Braskem amplia prejuízo e expõe fragilidade da indústria petroquímica global

A Braskem registrou prejuízo bilionário no quarto trimestre de 2025 e acendeu um alerta sobre a pressão crescente na indústria petroquímica global. Entenda o que está por trás da queda, os impactos para o Brasil e por que o problema vai muito além de uma única empresa.

ECONOMIAPOLÍTICA

Bugiganga News - CR

3/29/20262 min ler

A Braskem encerrou o quarto trimestre de 2025 com um prejuízo líquido de R$ 10,28 bilhões, quase o dobro do resultado negativo registrado no mesmo período do ano anterior. Em um primeiro olhar, o número chama atenção pelo tamanho. Mas, olhando com mais profundidade, ele revela algo ainda mais importante: a pressão sobre a indústria petroquímica global está se tornando cada vez mais difícil de ignorar.

A receita líquida da companhia somou R$ 16,1 bilhões no trimestre, com queda de 7% em relação ao mesmo período de 2024. Já o EBITDA recorrente ficou em R$ 598 milhões, levemente acima do visto um ano antes, mas ainda insuficiente para compensar a deterioração do ambiente operacional. No acumulado de 2025, o prejuízo líquido chegou a R$ 9,87 bilhões, enquanto o EBITDA recuou 45%, o que reforça a percepção de perda de força estrutural no setor.

Segundo a própria companhia, o trimestre foi impactado pela combinação de fatores externos que já vêm pressionando a petroquímica internacional há algum tempo. Entre eles estão os conflitos geopolíticos, a guerra tarifária, a sazonalidade do petróleo e um ambiente externo marcado por incertezas.
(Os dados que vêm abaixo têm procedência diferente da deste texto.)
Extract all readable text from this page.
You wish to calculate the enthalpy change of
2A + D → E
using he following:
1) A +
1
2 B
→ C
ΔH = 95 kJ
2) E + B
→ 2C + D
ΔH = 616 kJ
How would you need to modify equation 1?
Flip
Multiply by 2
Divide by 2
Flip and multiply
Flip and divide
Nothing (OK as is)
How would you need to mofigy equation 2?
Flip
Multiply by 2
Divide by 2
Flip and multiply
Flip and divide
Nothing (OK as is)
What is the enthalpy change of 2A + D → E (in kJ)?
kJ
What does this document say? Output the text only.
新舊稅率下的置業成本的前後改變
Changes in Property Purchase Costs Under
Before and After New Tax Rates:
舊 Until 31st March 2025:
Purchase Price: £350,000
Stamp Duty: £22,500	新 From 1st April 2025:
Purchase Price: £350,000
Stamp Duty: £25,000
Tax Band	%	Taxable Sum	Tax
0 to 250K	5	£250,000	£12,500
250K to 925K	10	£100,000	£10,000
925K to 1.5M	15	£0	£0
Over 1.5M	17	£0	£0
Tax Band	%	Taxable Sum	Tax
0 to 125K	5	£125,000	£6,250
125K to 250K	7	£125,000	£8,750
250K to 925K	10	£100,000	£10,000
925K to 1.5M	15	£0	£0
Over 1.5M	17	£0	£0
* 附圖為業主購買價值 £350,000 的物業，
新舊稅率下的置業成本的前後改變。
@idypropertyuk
Na prática, isso significa um mercado mais instável, com spreads químicos e petroquímicos mais apertados e menor capacidade de conversão de receita em rentabilidade.

Esse ponto é central para entender a dimensão da notícia. O problema não está apenas dentro da Braskem. O que os números mostram é que o modelo de rentabilidade da indústria petroquímica vem sendo pressionado por vários lados ao mesmo tempo. De um lado, há desaceleração da demanda em mercados importantes. De outro, existe aumento da concorrência global, especialmente de regiões com custos mais competitivos. Somado a isso, a volatilidade energética reduz previsibilidade e dificulta planejamento de médio prazo.

Quando uma empresa do porte da Braskem sente esse impacto, o sinal para o mercado é relevante. Não se trata apenas de um balanço ruim, mas de um reflexo de uma indústria pesada que opera em um ambiente internacional mais hostil, mais caro e menos estável do que há alguns anos. O que antes podia ser tratado como uma oscilação pontual passa a parecer uma mudança estrutural.

No caso do Brasil, a preocupação aumenta. A Braskem ocupa posição estratégica na cadeia industrial do país. Seu desempenho afeta diretamente fornecedores, empregos, competitividade e capacidade de transformação industrial. Quando uma companhia desse tamanho perde rentabilidade, o efeito não se limita aos acionistas. Ele atinge a indústria como um todo e amplia a sensação de vulnerabilidade em setores que dependem de escala, energia e demanda consistente.

Por isso, a notícia da Braskem deve ser lida como mais do que um resultado trimestral ruim. Ela funciona como um termômetro. E o termômetro sugere que a indústria petroquímica global entrou em uma fase mais difícil, com margens mais comprimidas, competição mais agressiva e menor margem de erro. A pergunta que fica não é apenas como a Braskem vai reagir, mas até que ponto a indústria pesada global conseguirá sustentar seu modelo atual diante de um cenário tão pressionado.